Com efeito, nesses cinqüenta anos fiz o que minha frágil natureza e minha limitada inteligência me permitiram fazer: dar daquilo que minhas convicções e possibilidades me indicavam. Ao concluir o doutorado em filosofia, meu saudoso orientador de tese entendeu dar-me um conselho, dizendo-me: nos primeiro três anos de professor, considero prudente usares um manual. Eu lhe respondi com grande convicção e maior ousadia: ainda que lecione mal, penso ser preferível fazê-lo sem o uso de manuais e apostilas.

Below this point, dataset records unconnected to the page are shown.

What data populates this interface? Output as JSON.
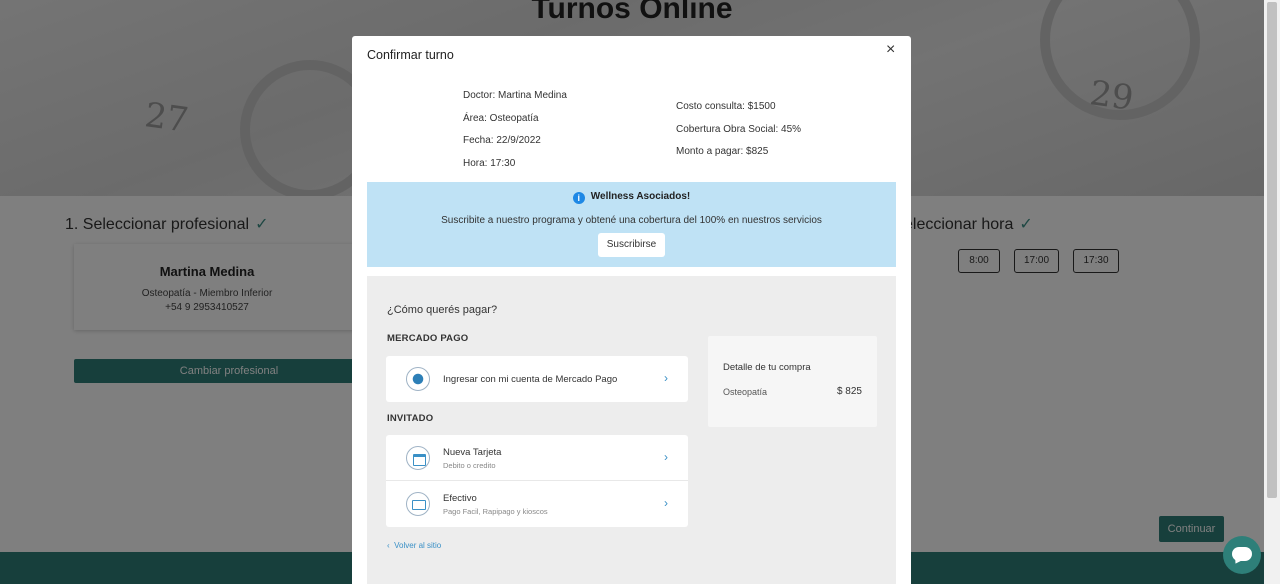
{
  "page": {
    "title": "Turnos Online",
    "hero_numbers": [
      "27",
      "29"
    ],
    "steps": {
      "select_professional": "1. Seleccionar profesional",
      "select_time": "eleccionar hora"
    },
    "doctor_card": {
      "name": "Martina Medina",
      "area": "Osteopatía - Miembro Inferior",
      "phone": "+54 9 2953410527"
    },
    "change_professional_label": "Cambiar profesional",
    "time_slots": [
      "8:00",
      "17:00",
      "17:30"
    ],
    "continue_label": "Continuar"
  },
  "modal": {
    "title": "Confirmar turno",
    "close_label": "×",
    "appointment": {
      "doctor": "Doctor: Martina Medina",
      "area": "Área: Osteopatía",
      "date": "Fecha: 22/9/2022",
      "time": "Hora: 17:30"
    },
    "costs": {
      "consult": "Costo consulta: $1500",
      "coverage": "Cobertura Obra Social: 45%",
      "to_pay": "Monto a pagar: $825"
    },
    "promo": {
      "icon": "info-icon",
      "title": "Wellness Asociados!",
      "text": "Suscribite a nuestro programa y obtené una cobertura del 100% en nuestros servicios",
      "button": "Suscribirse"
    },
    "payment": {
      "question": "¿Cómo querés pagar?",
      "mp_section": "MERCADO PAGO",
      "mp_option": "Ingresar con mi cuenta de Mercado Pago",
      "guest_section": "INVITADO",
      "card_title": "Nueva Tarjeta",
      "card_sub": "Debito o credito",
      "cash_title": "Efectivo",
      "cash_sub": "Pago Facil, Rapipago y kioscos",
      "back_link": "Volver al sitio",
      "back_icon": "‹",
      "chevron": "›"
    },
    "purchase_detail": {
      "title": "Detalle de tu compra",
      "item": "Osteopatía",
      "price": "$ 825"
    }
  },
  "colors": {
    "brand_teal": "#2e7f79",
    "promo_blue": "#bfe2f5",
    "link_blue": "#3a90c6"
  }
}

Mal imaginava então a mão de obra que essa minha pretensão iria me custar. Mas acredito ter sido premiado. Ao menos para meu proveito. Aprendi a me tornar aprendiz de filósofo, não repetindo o que os outros pensaram, mas mostrando aos alunos a arte de filosofar. Não tratei de ensinar filosofia, mas sim de ensinar a filosofar.

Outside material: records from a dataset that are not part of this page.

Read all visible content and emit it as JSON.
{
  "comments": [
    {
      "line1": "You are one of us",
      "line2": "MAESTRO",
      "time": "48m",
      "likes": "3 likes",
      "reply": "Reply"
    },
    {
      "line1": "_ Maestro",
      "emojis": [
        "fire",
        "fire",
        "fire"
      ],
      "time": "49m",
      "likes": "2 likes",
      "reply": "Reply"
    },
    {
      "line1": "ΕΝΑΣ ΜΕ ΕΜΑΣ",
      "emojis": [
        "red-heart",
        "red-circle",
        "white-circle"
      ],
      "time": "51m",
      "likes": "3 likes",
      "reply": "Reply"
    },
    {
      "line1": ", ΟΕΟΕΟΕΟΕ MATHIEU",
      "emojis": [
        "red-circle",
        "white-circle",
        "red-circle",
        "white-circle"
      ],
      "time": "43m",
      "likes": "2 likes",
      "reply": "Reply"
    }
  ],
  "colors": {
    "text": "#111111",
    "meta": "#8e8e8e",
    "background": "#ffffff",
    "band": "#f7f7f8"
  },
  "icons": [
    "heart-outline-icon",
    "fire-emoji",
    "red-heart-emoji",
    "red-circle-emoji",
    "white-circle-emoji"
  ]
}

Aprender a história da filosofia, o pensamento dos outros, é certamente importante. Não é, porém, suficiente para se criar um filósofo. Tomás de Aquino, em seu tratado De Coelo (Sobre o Céu), escreve que a função da filosofia “não é saber o que os homens pensam, mas qual é a verdade objetiva”. Nessa busca deverá, de preferência, ocupar-se a mente humana.

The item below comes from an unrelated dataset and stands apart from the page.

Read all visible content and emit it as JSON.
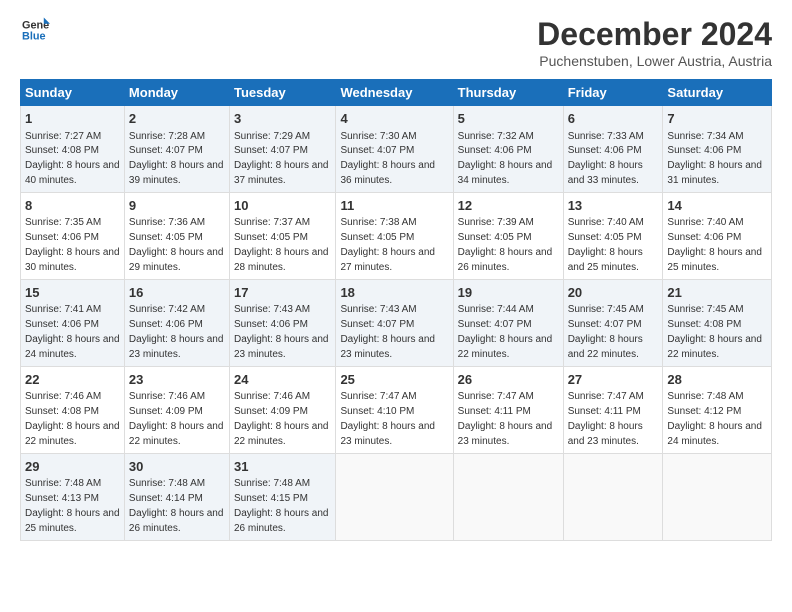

Para tanto o aluno necessita ver o exemplo de alguém que filosofa diante dele. Apelei para a imagem do aprendiz a pintor. O aprendiz a pintor começa copiando pinturas. Mas se quiser progredir na arte, deverá libertar-se da dependência dos outros para, finalmente, tornar-se autêntico pintor com obras originais. Assim, o curso de filosofia não deverá ter como objetivo ensinar filosofia, mas ensinar a filosofar.
Com esse objetivo promoveu-se, ainda nos idos de sessenta, uma associação filosófica, contando como um dos principais animadores o saudoso Sergio Pires, então aluno do curso de filosofia. Essa associação promoveu seminários para alunos e professores. Em 1967, por exemplo, animou um desses seminários sobre filosofia das ciências, ao qual tomaram parte um grande número de professores, entre eles o próprio Dr. Mariano da Rocha Filho, fundador e reitor da Universidade. O conteúdo desse seminário publiquei-o há poucos anos sob o título “Três lições de filosofia das ciências”.
Ao completar, neste mês de maio de 2008, cinqüenta anos de professor de filosofia, sou muito grato por ser o que sou devido às circunstâncias a mim oferecidas por uma Providência misteriosa e cheia de amor que me conduziu, malgrado minhas resistências físicas, morais e espirituais. Incluídas nessas circunstâncias estão muitas pessoas caridosas que depositaram confiança em mim, às quais sou imensamente agradecido.